中国各地 農民が『土地所有権』宣言 強制収用反発、農地奪還へ

2008年2月28日 朝刊

 【北京=鈴木孝昌】中国各地で昨年十二月以降、開発のために農地を強制収用された農民らが「土地所有権」を宣言し、農地の奪還に立ち上がる事件が相次いでいる。社会主義の根幹でもある農地の集団所有制を破棄し、「私有化」を宣言した村もあり、当局は危機感を強めている。 

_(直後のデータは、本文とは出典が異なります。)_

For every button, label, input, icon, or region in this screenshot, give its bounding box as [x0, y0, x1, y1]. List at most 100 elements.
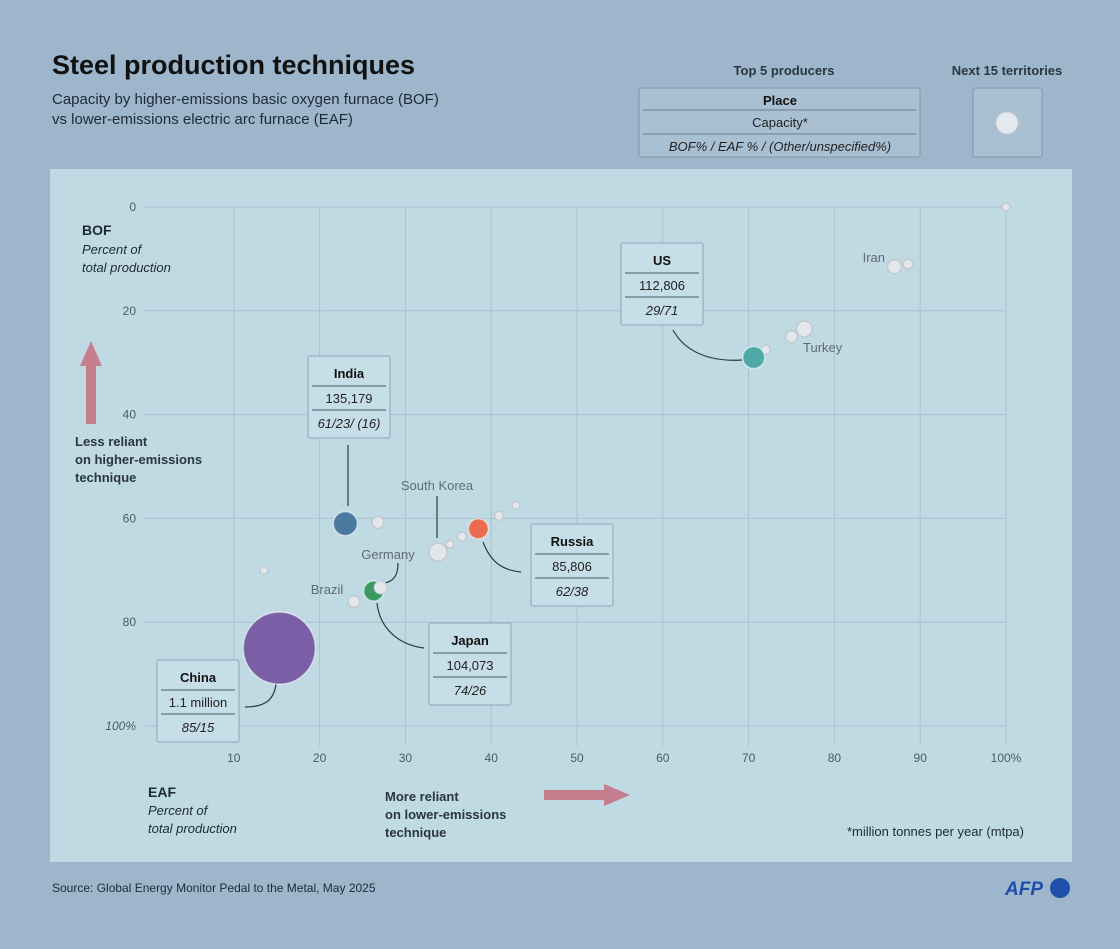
x-tick-label: 60 — [656, 751, 670, 765]
point-territory — [445, 539, 455, 550]
leader-us — [672, 329, 743, 361]
point-south-korea — [428, 542, 448, 562]
point-turkey — [795, 320, 814, 338]
callout-box — [156, 659, 240, 743]
label-turkey: Turkey — [803, 340, 843, 355]
sublabel-line: Percent of — [82, 242, 143, 257]
point-territory — [784, 330, 799, 344]
point-germany-overlay — [373, 580, 388, 595]
sublabel-line: total production — [82, 260, 171, 275]
callout-ratio: 74/26 — [454, 683, 487, 698]
callout-ratio: 85/15 — [182, 720, 215, 735]
point-territory — [511, 500, 521, 511]
label-south-korea: South Korea — [401, 478, 474, 493]
direction-arrows — [80, 341, 630, 806]
leader-russia — [482, 541, 522, 573]
callout-place: Russia — [551, 534, 594, 549]
x-tick-label: 50 — [570, 751, 584, 765]
leader-germany — [384, 562, 399, 584]
point-territory — [259, 565, 269, 576]
callout-china: China 1.1 million 85/15 — [156, 659, 240, 743]
y-note-3: technique — [75, 470, 136, 485]
subtitle-line-2: vs lower-emissions electric arc furnace … — [52, 111, 353, 128]
x-tick-label: 70 — [742, 751, 756, 765]
x-note-2: on lower-emissions — [385, 807, 506, 822]
leader-lines — [244, 329, 743, 708]
point-brazil — [347, 594, 361, 609]
point-territory — [371, 515, 385, 530]
point-labels: Germany Brazil South Korea Turkey Iran — [311, 250, 885, 597]
y-tick-label: 40 — [123, 408, 137, 422]
callout-capacity: 112,806 — [639, 278, 685, 293]
point-china — [242, 611, 317, 685]
x-note-1: More reliant — [385, 789, 459, 804]
points — [242, 202, 1011, 685]
subtitle-line-1: Capacity by higher-emissions basic oxyge… — [52, 91, 439, 108]
x-note-3: technique — [385, 825, 446, 840]
sublabel-line: Percent of — [148, 803, 209, 818]
callout-ratio: 61/23/ (16) — [318, 416, 381, 431]
up-arrow-icon — [80, 341, 102, 424]
legend-ratio: BOF% / EAF % / (Other/unspecified%) — [669, 139, 891, 154]
y-axis-sublabel: Percent of total production — [82, 242, 171, 275]
legend-top5-title: Top 5 producers — [734, 63, 835, 78]
point-us — [741, 345, 766, 370]
callout-capacity: 85,806 — [552, 559, 592, 574]
x-tick-label: 90 — [914, 751, 928, 765]
legend-next15-marker — [995, 111, 1019, 135]
y-tick-label: 100% — [105, 719, 136, 733]
y-tick-label: 20 — [123, 304, 137, 318]
callout-us: US 112,806 29/71 — [620, 242, 704, 326]
afp-logo-dot — [1050, 878, 1070, 898]
legend: Top 5 producers Place Capacity* BOF% / E… — [638, 63, 1063, 158]
callout-ratio: 62/38 — [556, 584, 589, 599]
callout-capacity: 1.1 million — [169, 695, 228, 710]
x-tick-label: 20 — [313, 751, 327, 765]
legend-top5-box — [638, 87, 921, 158]
callout-box — [428, 622, 512, 706]
x-tick-label: 30 — [399, 751, 413, 765]
point-territory — [456, 531, 468, 542]
leader-japan — [376, 602, 425, 649]
callout-place: India — [334, 366, 365, 381]
afp-logo-text: AFP — [1004, 879, 1043, 900]
x-axis-label: EAF — [148, 784, 176, 800]
y-tick-label: 0 — [129, 200, 136, 214]
point-russia — [467, 518, 490, 540]
callouts: China 1.1 million 85/15 India 135,179 61/23/ … — [156, 242, 704, 743]
ticks: 10 20 30 40 50 60 70 80 90 100% 0 20 40 60 80 100% — [105, 200, 1021, 765]
point-territory — [1001, 202, 1011, 212]
sublabel-line: total production — [148, 821, 237, 836]
callout-box — [307, 355, 391, 439]
callout-box — [620, 242, 704, 326]
callout-japan: Japan 104,073 74/26 — [428, 622, 512, 706]
legend-place: Place — [763, 93, 797, 108]
y-axis-label: BOF — [82, 222, 112, 238]
x-tick-label: 100% — [991, 751, 1022, 765]
leader-china — [244, 683, 277, 708]
x-tick-label: 80 — [828, 751, 842, 765]
callout-ratio: 29/71 — [645, 303, 679, 318]
plot-panel — [50, 169, 1072, 862]
right-arrow-icon — [544, 784, 630, 806]
afp-logo: AFP — [1004, 878, 1070, 900]
callout-place: US — [653, 253, 671, 268]
page-title: Steel production techniques — [52, 50, 415, 80]
callout-india: India 135,179 61/23/ (16) — [307, 355, 391, 439]
callout-box — [530, 523, 614, 607]
x-tick-label: 40 — [485, 751, 499, 765]
y-note-1: Less reliant — [75, 434, 148, 449]
source: Source: Global Energy Monitor Pedal to t… — [52, 881, 376, 895]
point-territory — [902, 258, 914, 270]
legend-capacity: Capacity* — [752, 115, 808, 130]
legend-next15-title: Next 15 territories — [952, 63, 1063, 78]
point-territory — [493, 510, 505, 522]
label-brazil: Brazil — [311, 582, 344, 597]
y-tick-label: 80 — [123, 615, 137, 629]
point-iran — [886, 258, 903, 275]
y-tick-label: 60 — [123, 511, 137, 525]
y-note-2: on higher-emissions — [75, 452, 202, 467]
callout-place: China — [180, 670, 217, 685]
label-iran: Iran — [863, 250, 885, 265]
x-axis-sublabel: Percent of total production — [148, 803, 237, 836]
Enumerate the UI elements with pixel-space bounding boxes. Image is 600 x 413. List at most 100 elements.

 宣言したのは、黒竜江省富錦市、陝西省の三門峡ダム建設地域、江蘇省宜興市、天津市武清区などの農民ら。いずれも昨年十二月、インターネット上に宣言を発表した。

 黒竜江省では、計十万ヘクタールの農地が国家建設などの名目で強制収用されたが、不当に安い補償金しか払われなかったとして、四万人の農民が土地所有権を宣言。村長を罷免し、土地を農民に平等に分配すると表明した。

 また「中国農村はいまだ集団経営には適していない」として、憲法が定める農地の集団所有制を放棄するとしている。

 当局は少なくとも黒竜江省で二人、陝西省で三人の農民指導者を拘束。国家政権転覆罪の適用も示唆している。これに対し天津では農民数百人が座り込みを続けている。指導者らの電話は不通となり、メディアの取材も制限されるなど、各地で緊張状態が続いている。